一輪のカーネーション。魔女は、すっと受け取った。作り物めいた笑顔を浮かべながら。
「綺麗ね」
真偽のほどが定かではない言葉と表情。けれどマナは気後れすることなく、穏やかに微笑む。
カーネーションは、テスラがクロエとリンスに、と作ってきた花束から理由を話して拝借したものだ。
「もう直に夕方になりますが。今日は楽しめましたか?」
「どうかしらァ? もうちょっと、困った顔をしてもらいたかったのだけど」
「リンス様も、心が強くなられましたので」
「そうねェ。前までのぐずぐずしてるリンちゃんも可愛かったのに」
「ですが、今のほうが面白いと感じられているのでは?」
楽しみがいがある、と。
指摘すると、魔女はクッと笑った。今まで浮かべていた笑みよりも、感情のある笑いだった。当たり、なのだろう。
退屈だったのよ。
謡うように魔女が言った。
「ちょっとは楽しかったから、約束どおり戻してあげるわァ」
そして、微笑む。強い風が吹いた。ディリアーの長い髪が、風に揺れる。けれど、カーネーションの花びらは微動だにしなかった。
「五月の第二日曜日。今日、これを渡した意味はアタシを『母』と見立てて?」
「いいえ。
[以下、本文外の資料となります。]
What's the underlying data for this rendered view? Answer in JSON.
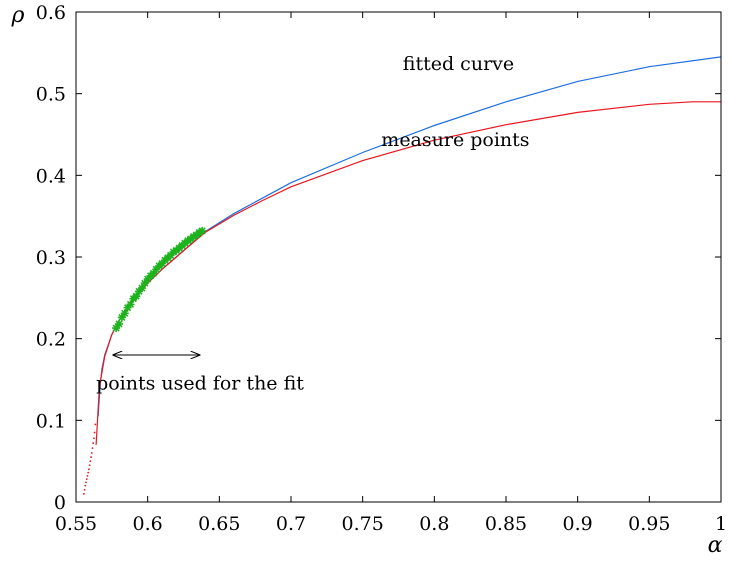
{
  "chart_data": {
    "type": "line",
    "title": "",
    "xlabel": "α",
    "ylabel": "ρ",
    "xlim": [
      0.55,
      1.0
    ],
    "ylim": [
      0.0,
      0.6
    ],
    "grid": false,
    "xticks": [
      0.55,
      0.6,
      0.65,
      0.7,
      0.75,
      0.8,
      0.85,
      0.9,
      0.95,
      1.0
    ],
    "xtick_labels": [
      "0.55",
      "0.6",
      "0.65",
      "0.7",
      "0.75",
      "0.8",
      "0.85",
      "0.9",
      "0.95",
      "1"
    ],
    "yticks": [
      0,
      0.1,
      0.2,
      0.3,
      0.4,
      0.5,
      0.6
    ],
    "ytick_labels": [
      "0",
      "0.1",
      "0.2",
      "0.3",
      "0.4",
      "0.5",
      "0.6"
    ],
    "series": [
      {
        "name": "fitted curve",
        "color": "#1f6fe0",
        "style": "line",
        "x": [
          0.5655,
          0.566,
          0.567,
          0.568,
          0.57,
          0.575,
          0.58,
          0.59,
          0.6,
          0.61,
          0.62,
          0.64,
          0.66,
          0.68,
          0.7,
          0.75,
          0.8,
          0.85,
          0.9,
          0.95,
          1.0
        ],
        "y": [
          0.105,
          0.12,
          0.145,
          0.162,
          0.18,
          0.205,
          0.222,
          0.248,
          0.268,
          0.285,
          0.3,
          0.331,
          0.353,
          0.372,
          0.391,
          0.428,
          0.461,
          0.49,
          0.515,
          0.533,
          0.545
        ]
      },
      {
        "name": "measure points",
        "color": "#e8171e",
        "style": "line",
        "x": [
          0.564,
          0.5645,
          0.565,
          0.5655,
          0.566,
          0.567,
          0.57,
          0.575,
          0.58,
          0.59,
          0.6,
          0.61,
          0.62,
          0.64,
          0.66,
          0.68,
          0.7,
          0.75,
          0.8,
          0.85,
          0.9,
          0.95,
          0.98,
          1.0
        ],
        "y": [
          0.07,
          0.085,
          0.1,
          0.115,
          0.13,
          0.148,
          0.178,
          0.205,
          0.222,
          0.248,
          0.268,
          0.285,
          0.3,
          0.33,
          0.351,
          0.369,
          0.386,
          0.418,
          0.443,
          0.462,
          0.477,
          0.487,
          0.49,
          0.49
        ]
      },
      {
        "name": "",
        "color": "#e8171e",
        "style": "dots",
        "x": [
          0.5555,
          0.556,
          0.5565,
          0.557,
          0.5575,
          0.558,
          0.5585,
          0.559,
          0.5595,
          0.56,
          0.5605,
          0.561,
          0.5615,
          0.562,
          0.5625,
          0.563,
          0.5635
        ],
        "y": [
          0.01,
          0.015,
          0.02,
          0.024,
          0.028,
          0.032,
          0.036,
          0.04,
          0.045,
          0.05,
          0.055,
          0.06,
          0.066,
          0.072,
          0.078,
          0.085,
          0.095
        ]
      },
      {
        "name": "",
        "color": "#1db31d",
        "style": "markers",
        "marker": "*",
        "x": [
          0.578,
          0.58,
          0.582,
          0.584,
          0.586,
          0.588,
          0.59,
          0.592,
          0.594,
          0.596,
          0.598,
          0.6,
          0.602,
          0.604,
          0.606,
          0.608,
          0.61,
          0.612,
          0.614,
          0.616,
          0.618,
          0.62,
          0.622,
          0.624,
          0.626,
          0.628,
          0.63,
          0.632,
          0.634,
          0.636,
          0.638
        ],
        "y": [
          0.213,
          0.218,
          0.226,
          0.231,
          0.238,
          0.242,
          0.249,
          0.252,
          0.258,
          0.262,
          0.268,
          0.273,
          0.277,
          0.28,
          0.285,
          0.289,
          0.292,
          0.296,
          0.299,
          0.302,
          0.306,
          0.308,
          0.311,
          0.314,
          0.317,
          0.32,
          0.322,
          0.325,
          0.327,
          0.33,
          0.332
        ]
      }
    ],
    "annotations": [
      {
        "text": "fitted curve",
        "x": 0.778,
        "y": 0.529
      },
      {
        "text": "measure points",
        "x": 0.763,
        "y": 0.436
      },
      {
        "text": "points used for the fit",
        "x": 0.564,
        "y": 0.138
      }
    ],
    "arrow": {
      "x_from": 0.576,
      "x_to": 0.636,
      "y": 0.18
    }
  }
}
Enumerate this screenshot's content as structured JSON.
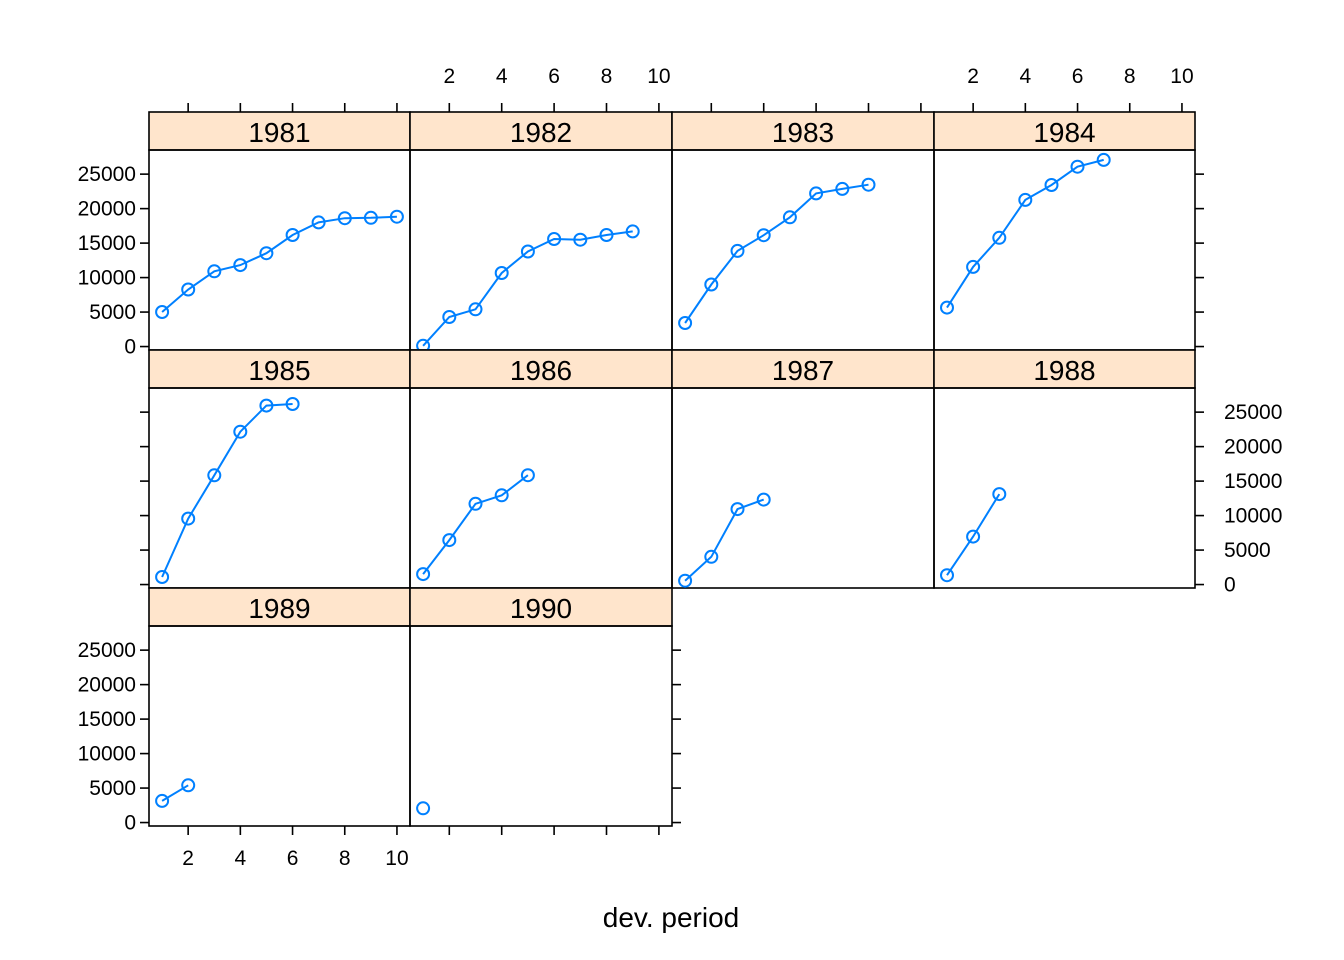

貴女様を母だなんて失礼な」
「あら、そォなの。じゃァどういう意味かしらァ?」
「カーネーションの花言葉には、『あらゆる試練を見守る誠実』というのがあります」
善い魔女、にはお似合いですよね?
終始笑顔を絶やさずに言うと、やはり魔女も笑い。
「ありがとう。飾っておくわ」
彼女はそのまま、風に溶けるように消えていった。
ディリアーが居なくなると同時に風は止み。
日が落ち、オレンジ色に染まった空を鳥が横切った。
工房では今頃、また急に性転換が起きて戸惑っていることだろう。
ハーブティを淹れよう。飲んで、リラックスしてもらおう。そう考えながら、マナは工房への道を歩く。